Appendix - cached write operation
The details behind a cached write can be described in an 11-step process.
- A user application initiates a write operation, which causes the control to be
transferred to the I/O Manager in the kernel.
- The I/O Manager directs the write request to the appropriate file system
driver using an IRP. the buffer may be mapped to system space , or an mdl may be created or the virtual address of the buffer may be directly passed.
- The file-system driver recivies the IRP , as long as the operation is buffered (
FILE_FLAG_NO_BUFFERING
) was not passed to CreateFile) , if caching has not yet been initiated for this file, the file system driver initiates caching of the file by invoking the Cache Manager(Cc). The Virtual Memory Manager (Mm) creates a file mapping (section object) for the file to be cached. - The file system driver simply passes on the write request to the cache manager via
CcCopyWrite
- The cache manager examines its data structures to determine whether there is a mapped view for the file containing the range of bytes being modified by the user. If no such mapped view exists, the cache manager creates a
mapped view for the file region.
- The cache manager performs a memory copy operation from the user’s buffer to the virtual address range associated with the mapped view for the file.
- If the virtual address range is not backed by physical pages, a page fault occurs and control is transferred to the
Mm
. - The
Mm
allocates physical pages, which will be used to contain the requested data - The cache manager completes the copy operation from the user’s buffer to the virtual address range associated with the mapped view for the file
- The cache manager returns control to the file system driver. The user data is now resident in system memory and has not yet been written to storage. So when is the data actually transfered to storage ? the Cc’s lazy writer is responsible to decrease the window in which the cache is dirty by writing cached data back to storage , it coordinates with the mapped page writer thread of the
Mm
which is responsible to write dirty mapped pages back to storage whenever a certian threshold is met (there’s also the modified page writer which shares similar responsbility , with pagefiles).

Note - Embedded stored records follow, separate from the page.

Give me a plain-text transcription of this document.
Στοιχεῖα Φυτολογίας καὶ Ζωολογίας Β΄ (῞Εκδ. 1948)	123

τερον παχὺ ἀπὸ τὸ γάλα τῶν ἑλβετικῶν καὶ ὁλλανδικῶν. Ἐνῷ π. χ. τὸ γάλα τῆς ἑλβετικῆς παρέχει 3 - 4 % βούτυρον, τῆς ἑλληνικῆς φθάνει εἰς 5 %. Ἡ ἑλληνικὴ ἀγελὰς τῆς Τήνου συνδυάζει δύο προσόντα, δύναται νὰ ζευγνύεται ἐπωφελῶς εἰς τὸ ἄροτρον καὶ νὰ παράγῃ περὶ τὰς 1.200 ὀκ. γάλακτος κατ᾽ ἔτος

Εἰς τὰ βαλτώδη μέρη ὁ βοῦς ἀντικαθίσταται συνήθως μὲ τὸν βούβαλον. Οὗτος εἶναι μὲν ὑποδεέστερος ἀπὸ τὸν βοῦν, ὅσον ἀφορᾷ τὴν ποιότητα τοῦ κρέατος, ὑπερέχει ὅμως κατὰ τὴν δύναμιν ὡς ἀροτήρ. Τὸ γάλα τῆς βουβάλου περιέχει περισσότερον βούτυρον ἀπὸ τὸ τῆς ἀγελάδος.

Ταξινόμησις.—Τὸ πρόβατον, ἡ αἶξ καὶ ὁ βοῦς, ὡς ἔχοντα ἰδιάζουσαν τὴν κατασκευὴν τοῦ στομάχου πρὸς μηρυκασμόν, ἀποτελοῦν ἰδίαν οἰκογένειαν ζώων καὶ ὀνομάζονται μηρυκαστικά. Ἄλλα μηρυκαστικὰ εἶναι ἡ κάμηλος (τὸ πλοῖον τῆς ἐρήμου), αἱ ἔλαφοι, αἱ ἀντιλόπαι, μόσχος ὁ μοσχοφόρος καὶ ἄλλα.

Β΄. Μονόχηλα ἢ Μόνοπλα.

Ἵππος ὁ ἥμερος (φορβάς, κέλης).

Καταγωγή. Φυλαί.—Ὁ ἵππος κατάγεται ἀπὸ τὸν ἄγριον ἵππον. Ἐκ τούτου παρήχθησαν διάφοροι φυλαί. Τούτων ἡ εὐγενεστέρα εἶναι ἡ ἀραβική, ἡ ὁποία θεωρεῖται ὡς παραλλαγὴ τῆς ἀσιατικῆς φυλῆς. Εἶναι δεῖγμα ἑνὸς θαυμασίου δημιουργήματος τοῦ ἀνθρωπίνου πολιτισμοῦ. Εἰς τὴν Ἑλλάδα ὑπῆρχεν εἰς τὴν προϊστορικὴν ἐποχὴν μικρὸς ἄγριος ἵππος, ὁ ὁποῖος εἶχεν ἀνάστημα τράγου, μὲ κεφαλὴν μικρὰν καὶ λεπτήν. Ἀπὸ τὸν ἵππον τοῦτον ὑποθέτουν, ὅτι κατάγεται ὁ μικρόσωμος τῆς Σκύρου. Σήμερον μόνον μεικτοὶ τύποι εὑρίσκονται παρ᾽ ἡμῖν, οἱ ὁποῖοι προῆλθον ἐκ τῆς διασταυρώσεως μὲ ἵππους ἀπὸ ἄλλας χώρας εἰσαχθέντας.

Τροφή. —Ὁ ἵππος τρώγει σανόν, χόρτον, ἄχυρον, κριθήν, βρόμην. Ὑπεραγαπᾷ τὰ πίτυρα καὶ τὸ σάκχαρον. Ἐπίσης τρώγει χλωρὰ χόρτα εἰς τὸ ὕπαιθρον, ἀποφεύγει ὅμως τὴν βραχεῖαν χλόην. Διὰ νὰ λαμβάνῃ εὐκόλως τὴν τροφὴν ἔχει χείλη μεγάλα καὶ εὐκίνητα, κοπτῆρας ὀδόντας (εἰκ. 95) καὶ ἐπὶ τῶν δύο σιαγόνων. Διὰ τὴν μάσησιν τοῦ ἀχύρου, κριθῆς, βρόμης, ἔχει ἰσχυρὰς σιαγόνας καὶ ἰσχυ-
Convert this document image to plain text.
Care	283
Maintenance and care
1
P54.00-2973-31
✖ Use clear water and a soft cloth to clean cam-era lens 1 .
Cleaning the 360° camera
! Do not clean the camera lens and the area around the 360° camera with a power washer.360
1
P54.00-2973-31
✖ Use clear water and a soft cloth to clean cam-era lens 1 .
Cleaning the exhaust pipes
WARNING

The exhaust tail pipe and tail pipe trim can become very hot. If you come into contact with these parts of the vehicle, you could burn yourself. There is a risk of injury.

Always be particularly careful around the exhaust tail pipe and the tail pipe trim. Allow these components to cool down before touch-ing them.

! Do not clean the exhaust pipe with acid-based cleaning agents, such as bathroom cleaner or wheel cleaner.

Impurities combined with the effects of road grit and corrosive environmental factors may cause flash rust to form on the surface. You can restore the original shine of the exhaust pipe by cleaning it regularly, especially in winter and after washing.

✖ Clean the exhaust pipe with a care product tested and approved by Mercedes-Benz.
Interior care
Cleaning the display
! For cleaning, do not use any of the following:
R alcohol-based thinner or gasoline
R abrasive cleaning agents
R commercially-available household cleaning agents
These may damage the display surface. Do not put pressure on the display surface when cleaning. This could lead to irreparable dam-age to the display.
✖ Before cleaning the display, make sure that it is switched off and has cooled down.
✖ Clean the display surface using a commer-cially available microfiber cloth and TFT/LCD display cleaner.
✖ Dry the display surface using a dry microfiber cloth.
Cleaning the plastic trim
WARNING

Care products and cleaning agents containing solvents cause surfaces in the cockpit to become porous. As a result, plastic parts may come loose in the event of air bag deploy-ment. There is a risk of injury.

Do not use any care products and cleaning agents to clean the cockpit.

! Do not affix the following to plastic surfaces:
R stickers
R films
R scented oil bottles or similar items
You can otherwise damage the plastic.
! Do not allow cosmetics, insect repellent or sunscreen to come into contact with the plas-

The noncached write to storage may be initiated by either of them - The file system driver completes the original IRP sent to it by the I/O manager and the I/O manager completes the original user write request
Appendix - partial encryption
Recently, a new trend has emerged in the ransomware scene, instead of fully encrypting files, only partially encrypting them. Usually, either only the first X number of bytes are encrypted or the file is divided to N number of segments of a fixed size based on the file size, encrypting only some of the segments, leaving others unchanged. In such case, there’s much more similarity between the original and encrypted versions of the file, posing a drastic challenge to solutions that leverage statistical methods, being the majority of mdoern anti-ransomware solutions, including RansomGuard. Partial encryption comes with it’s own downsides, as demonstrated by CyberArk’s team White Phoenix tool, able to recover important data from partially encrypted files. In the context of RansomGuard, a raw idea is to in addition to analyzing the entropy of the entire file content, divide the file into N segments based on the file size (just like a ransomware would do) and calculate each’s segment entropy inidividually. If a threshold precentage of segments seem to have suspicously high entropy it may indicate encryption. The closer the number of segments we divide the file into will be to the number of segments the ransomware divide the file into, the higher the chances we will be able to identify a malicious pattern. Again, it’s only a raw idea I haven’t actually tested, maybe sometime in the future.